Het Hebreeuwse concept van Yahuah zoals uitgedrukt in het Shema is eenvoudig. Het betekent dat Yahuah GEEN veelvoud van goden is zoals de heidense goden van de naties in Kanaän. En het betekend dat als Yahuah één is, alleen Zijn wil en Thora er toe doet. Er is maar één, ware en levende Elohim (God) en Zijn Naam is Yahuah. Er is geen andere Almachtige Elohim. Punt uit! Er zijn daarbuiten geschapen wezens die zichzelf noemen of door mensen zijn verheven tot een bepaald niveau van gods-status. Maar dit zijn allemaal geschapen wezens.


En het meest verbijsterende voor mij is dat Messiaanse en Christelijke gelovigen denken dat ze een goed begrip zouden hebben van wie de Messias werkelijk is. Toch schrijven in grote aantallen Messiaanse en Christelijke gelovigen het concept toe dat de Messias en Yahuah één en dezelfde persoon zijn, waarbij ze ten onrechte naar het Shema wijzen als bewijs van deze doctrine. In feite de doctrine van de antichrist / anti-messias, de reden waarom zowel het Messiaanse als het Christelijke geloof voor mij onacceptabel zijn.


Samenvatting en oproep tot actie

Waar het op neerkomt, heiligen: het is aan ieder van ons om de Almachtige te benaderen op de manier die Hij vanaf de grondvesten van de aarde heeft ingesteld. We zagen dit vroeger als een voorbeeld met het Levitische en Tabernakel-systeem. De Vader stelde een harde en snelle methode in waarmee Zijn volk tot Hem zou naderen en in een juiste relatie met Hem zou komen. Er was maar één manier. En die manier werd ons door Yahuah Zijn Thora duidelijk gemaakt.

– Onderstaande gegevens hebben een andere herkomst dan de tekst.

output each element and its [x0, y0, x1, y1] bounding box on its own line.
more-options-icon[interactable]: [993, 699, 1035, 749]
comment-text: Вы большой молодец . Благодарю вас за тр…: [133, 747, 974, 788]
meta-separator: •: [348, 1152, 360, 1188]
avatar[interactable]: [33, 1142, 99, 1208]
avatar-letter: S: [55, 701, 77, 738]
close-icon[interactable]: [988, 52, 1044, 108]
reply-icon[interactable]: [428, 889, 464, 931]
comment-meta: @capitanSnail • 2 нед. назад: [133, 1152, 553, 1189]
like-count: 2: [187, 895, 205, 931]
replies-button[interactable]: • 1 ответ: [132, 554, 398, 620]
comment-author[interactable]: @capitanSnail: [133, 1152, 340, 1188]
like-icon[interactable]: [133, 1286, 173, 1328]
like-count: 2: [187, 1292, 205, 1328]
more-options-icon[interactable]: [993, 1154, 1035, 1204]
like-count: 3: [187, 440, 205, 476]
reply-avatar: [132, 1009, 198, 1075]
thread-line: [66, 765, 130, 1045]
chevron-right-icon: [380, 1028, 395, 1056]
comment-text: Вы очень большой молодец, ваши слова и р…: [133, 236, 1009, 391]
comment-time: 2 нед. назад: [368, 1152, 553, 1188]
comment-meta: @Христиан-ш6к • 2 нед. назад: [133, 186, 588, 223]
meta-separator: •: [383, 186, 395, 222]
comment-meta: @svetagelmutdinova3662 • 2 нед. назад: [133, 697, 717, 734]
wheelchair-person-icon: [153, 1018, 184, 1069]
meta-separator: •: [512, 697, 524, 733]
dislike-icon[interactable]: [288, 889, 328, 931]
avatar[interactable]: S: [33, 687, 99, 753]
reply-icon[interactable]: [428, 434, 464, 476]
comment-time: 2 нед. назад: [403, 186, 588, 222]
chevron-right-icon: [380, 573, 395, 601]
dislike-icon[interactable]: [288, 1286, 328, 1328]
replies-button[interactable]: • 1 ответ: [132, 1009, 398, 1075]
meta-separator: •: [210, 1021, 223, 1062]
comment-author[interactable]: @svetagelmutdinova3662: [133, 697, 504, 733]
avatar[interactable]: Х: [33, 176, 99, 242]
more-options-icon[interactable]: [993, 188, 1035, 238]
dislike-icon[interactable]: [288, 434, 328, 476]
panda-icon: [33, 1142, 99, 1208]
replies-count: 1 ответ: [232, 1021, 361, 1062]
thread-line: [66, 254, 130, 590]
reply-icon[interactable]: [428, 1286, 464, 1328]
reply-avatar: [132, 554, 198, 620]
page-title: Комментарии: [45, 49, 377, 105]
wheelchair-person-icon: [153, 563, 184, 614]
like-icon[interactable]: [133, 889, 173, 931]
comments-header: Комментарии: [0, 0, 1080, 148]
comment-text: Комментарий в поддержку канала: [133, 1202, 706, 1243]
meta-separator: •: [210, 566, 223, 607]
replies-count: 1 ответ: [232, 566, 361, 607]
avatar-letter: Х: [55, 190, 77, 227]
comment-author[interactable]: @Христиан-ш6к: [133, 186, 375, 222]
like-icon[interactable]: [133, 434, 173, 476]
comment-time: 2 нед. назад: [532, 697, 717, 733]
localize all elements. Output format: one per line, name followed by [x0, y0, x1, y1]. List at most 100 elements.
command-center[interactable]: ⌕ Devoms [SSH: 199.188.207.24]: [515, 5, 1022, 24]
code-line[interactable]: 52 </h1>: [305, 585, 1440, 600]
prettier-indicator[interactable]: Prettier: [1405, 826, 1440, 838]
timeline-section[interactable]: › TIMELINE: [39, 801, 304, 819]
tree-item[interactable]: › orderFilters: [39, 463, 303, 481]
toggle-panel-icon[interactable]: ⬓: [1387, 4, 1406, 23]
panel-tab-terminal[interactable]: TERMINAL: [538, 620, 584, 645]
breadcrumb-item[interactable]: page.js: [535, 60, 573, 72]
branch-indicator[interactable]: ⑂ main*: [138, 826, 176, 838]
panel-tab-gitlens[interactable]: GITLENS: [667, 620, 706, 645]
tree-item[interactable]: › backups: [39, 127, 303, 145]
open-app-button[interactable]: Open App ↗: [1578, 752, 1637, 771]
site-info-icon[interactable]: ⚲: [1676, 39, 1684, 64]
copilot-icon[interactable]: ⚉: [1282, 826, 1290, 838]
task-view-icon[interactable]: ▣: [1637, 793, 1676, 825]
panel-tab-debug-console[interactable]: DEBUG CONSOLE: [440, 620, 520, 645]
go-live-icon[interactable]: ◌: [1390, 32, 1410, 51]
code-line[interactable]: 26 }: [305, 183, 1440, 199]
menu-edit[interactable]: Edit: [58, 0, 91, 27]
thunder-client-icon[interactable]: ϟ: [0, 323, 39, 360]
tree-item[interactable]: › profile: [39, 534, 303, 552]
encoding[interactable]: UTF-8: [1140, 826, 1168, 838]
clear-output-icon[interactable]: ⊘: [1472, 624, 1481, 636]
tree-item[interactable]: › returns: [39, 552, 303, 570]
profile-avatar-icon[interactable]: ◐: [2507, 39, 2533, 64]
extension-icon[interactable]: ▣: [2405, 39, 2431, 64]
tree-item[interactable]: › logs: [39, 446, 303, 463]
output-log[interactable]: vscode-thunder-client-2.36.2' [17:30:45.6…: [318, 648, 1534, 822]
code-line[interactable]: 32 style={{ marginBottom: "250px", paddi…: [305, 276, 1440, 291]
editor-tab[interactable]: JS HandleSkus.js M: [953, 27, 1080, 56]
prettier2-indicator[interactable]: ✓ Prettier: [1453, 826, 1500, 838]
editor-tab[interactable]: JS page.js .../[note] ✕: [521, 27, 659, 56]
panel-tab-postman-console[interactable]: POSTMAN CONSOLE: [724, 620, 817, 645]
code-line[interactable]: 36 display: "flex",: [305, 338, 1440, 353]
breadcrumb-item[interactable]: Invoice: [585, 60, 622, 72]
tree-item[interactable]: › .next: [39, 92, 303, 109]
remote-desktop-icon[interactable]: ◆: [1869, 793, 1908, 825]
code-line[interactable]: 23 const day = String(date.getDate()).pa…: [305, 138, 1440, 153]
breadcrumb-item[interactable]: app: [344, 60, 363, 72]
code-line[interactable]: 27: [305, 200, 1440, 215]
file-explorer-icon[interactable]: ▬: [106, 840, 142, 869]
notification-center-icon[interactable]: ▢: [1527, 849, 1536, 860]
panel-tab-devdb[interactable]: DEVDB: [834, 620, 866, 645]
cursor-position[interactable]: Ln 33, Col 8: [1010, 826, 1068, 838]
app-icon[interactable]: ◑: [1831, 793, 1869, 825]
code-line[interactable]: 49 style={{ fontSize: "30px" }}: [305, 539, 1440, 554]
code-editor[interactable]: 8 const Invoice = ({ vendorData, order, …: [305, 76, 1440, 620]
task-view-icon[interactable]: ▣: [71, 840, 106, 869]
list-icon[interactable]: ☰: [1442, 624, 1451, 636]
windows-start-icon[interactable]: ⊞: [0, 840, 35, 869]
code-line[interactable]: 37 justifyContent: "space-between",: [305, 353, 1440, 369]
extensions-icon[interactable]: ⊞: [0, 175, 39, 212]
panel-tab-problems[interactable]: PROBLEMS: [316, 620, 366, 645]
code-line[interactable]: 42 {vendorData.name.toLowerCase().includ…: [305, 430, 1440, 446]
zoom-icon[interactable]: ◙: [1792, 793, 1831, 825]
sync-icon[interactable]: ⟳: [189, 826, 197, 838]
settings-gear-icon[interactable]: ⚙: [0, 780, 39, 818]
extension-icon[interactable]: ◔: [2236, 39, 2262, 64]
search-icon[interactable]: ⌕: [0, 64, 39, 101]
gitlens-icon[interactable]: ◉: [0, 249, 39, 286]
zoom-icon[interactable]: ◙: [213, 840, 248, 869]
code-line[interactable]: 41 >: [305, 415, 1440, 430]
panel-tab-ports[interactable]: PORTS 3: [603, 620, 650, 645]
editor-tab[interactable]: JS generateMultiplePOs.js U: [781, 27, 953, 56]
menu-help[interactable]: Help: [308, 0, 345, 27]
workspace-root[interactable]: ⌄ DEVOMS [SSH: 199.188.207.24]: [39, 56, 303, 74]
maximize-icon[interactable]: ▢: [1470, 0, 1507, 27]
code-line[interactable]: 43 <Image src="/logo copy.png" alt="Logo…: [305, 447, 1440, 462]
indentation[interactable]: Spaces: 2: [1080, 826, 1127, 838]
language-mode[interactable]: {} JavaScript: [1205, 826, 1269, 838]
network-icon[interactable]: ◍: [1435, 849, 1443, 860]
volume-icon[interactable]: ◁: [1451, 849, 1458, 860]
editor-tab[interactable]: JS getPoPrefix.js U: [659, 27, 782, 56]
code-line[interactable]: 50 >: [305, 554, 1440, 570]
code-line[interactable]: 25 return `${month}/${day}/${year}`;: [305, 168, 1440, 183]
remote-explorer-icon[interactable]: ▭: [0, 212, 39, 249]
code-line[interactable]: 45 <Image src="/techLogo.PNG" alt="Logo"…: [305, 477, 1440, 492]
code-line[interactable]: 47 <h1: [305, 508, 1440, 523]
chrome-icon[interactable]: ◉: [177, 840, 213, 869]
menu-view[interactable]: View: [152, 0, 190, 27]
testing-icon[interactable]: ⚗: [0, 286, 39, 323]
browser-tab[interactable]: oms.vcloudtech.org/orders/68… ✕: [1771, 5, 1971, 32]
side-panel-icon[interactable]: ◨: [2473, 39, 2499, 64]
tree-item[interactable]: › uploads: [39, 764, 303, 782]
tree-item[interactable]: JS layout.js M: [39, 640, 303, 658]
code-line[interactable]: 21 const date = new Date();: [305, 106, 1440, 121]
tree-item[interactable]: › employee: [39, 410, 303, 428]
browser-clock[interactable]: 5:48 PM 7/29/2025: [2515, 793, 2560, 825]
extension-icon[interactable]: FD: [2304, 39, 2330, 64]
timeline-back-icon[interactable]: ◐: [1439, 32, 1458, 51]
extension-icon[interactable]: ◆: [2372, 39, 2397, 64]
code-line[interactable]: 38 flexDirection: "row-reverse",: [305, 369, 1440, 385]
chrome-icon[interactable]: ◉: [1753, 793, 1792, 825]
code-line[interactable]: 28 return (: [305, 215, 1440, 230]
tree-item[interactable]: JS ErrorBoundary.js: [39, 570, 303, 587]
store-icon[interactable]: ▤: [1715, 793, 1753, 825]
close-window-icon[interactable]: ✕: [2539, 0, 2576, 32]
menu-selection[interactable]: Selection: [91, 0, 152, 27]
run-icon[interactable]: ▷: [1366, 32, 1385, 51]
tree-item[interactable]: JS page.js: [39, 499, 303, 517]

Vandaag de dag is de manier waarop we in de tegenwoordigheid komen van de Genadetroon van de Almachtige, strikt door de Naam (de autoriteit, Persoon, werk, Pesachlam) van Yahusha. Dus Yahusha is niet de Almachtige. Yahusha is onze tussenpersoon die we in deze rol moeten respecteren en gehoorzamen.


Dus als we Yahuah danken voor wat Hij voor ons heeft gedaan; wanneer we Yahuah smeken om dingen; wanneer we Yahuah aanbidden en prijzen vanuit het diepst van onze ziel, moeten we het doen in de Naam van Yahusha Hamashiach.


Danken, prijzen, aanbidden en smeken van Yahuah in Yahusha Zijn Naam is eenvoudigweg de goddelijke kans hebben om in de aanwezigheid van Yahuah te komen door de autoriteit, aanwezigheid en Persoon van Yahusha: alles wat Yahusha vertegenwoordigt, heeft gedaan en voor ons doet in de hemelse Mishkan vandaag. Als het gaat om onze interacties met Yahuah, onze Elohim, doen we het allemaal door Yahusha en naar Zijn voorbeeld.


Maar Yahusha is niet de Persoon die we loven, danken of aanbidden: het is onze hemelse Vader, YAHUAH, onze Elohim.